In 1920, Federico García Lorca experienced his dark side. March 22 is perhaps the only black day in his literary life. The premiere at the Eslava Theater in Madrid, within the Art Theater cycle, produced by the playwright and stage manager Gregorio Martínez Sierra, of the staged fable The Butterfly’s Evil Spell, hastily written a few months earlier from a misplaced composition that was to be part of the Book of Poems, was a disaster. The predictable public outcry went so far that, at the exit of the theater, according to José Mora Guarnido, there were exchanges of blows between the detractors and the friends Federico had recruited among the rinconcillistas living in Madrid and the fellow students of the Residencia de Estudiantes (Students’ Residence).

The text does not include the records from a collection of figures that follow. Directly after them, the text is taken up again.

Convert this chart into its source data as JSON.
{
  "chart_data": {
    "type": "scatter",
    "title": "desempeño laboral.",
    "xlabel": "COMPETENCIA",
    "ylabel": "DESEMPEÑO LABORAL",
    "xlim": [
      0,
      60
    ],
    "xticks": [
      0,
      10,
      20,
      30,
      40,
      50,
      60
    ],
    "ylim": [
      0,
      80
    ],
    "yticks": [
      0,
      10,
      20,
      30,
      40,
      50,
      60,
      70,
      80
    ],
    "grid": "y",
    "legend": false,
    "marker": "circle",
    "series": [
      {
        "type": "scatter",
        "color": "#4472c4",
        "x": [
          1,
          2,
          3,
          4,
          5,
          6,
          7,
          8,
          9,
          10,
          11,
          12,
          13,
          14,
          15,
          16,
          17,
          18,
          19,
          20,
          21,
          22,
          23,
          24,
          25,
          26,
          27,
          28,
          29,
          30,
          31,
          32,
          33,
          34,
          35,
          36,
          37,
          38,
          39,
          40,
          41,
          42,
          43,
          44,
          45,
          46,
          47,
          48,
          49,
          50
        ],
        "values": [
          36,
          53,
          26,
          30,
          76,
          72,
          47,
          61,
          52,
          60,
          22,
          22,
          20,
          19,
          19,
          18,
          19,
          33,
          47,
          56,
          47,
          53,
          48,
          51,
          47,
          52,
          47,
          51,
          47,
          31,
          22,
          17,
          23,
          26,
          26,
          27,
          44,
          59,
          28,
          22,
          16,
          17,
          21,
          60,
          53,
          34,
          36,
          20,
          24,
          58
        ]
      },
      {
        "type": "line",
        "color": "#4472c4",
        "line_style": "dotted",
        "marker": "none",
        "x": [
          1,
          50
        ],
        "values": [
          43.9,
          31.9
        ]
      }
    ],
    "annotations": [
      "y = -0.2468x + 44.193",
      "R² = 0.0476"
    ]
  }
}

The plot was very simple: In a community of cockroaches there are several insects of different character and sensitivity. One of them, Curianito, suffers the contempt of the other members of the group because of his vocation for poetry. One day a dying butterfly with a broken wing lands in the community. The unexpected arrival causes a great commotion. Curianito will end up falling in love with the new tenant who, however, will not be able to reciprocate due to her poor condition.
Although the manuscript lacks the calamitous denouement, it can be imagined: The Butterfly dies and Curianito commits suicide. In the apparent insignificance of the plot Lorca hid all his adolescent amorous anxieties: the doubts about his erotic impulses, his fears and the metaphysical gaps that overwhelmed him.
The play only ran for four days and was then forgotten. However, as his friends told him before his intention to suspend the premiere, even failure would bring him benefits, the main one being “the consecrating hierarchy of the author in a theater as important as the Eslava”.
The Butterfly’s Evil Spell led Lorca to meet Martínez Sierra, the most important theatrical producer, and the actress Catalina Bárcena who, together with Margarita Xirgu and María Guerrero, composed the most important trio of the first part of the Spanish theater of the twentieth century. And above all Encarnación López Júlvez, La Argentinita, with whom he maintained a close friendship and with whom he would record in 1931 the five original discs of the cycle Spanish Popular Songs and, two years later, he premiered The Pilgrimage of the Cuckolds, a ballet with music by Gustavo Pittaluga, based on a verbal argument by Lorca.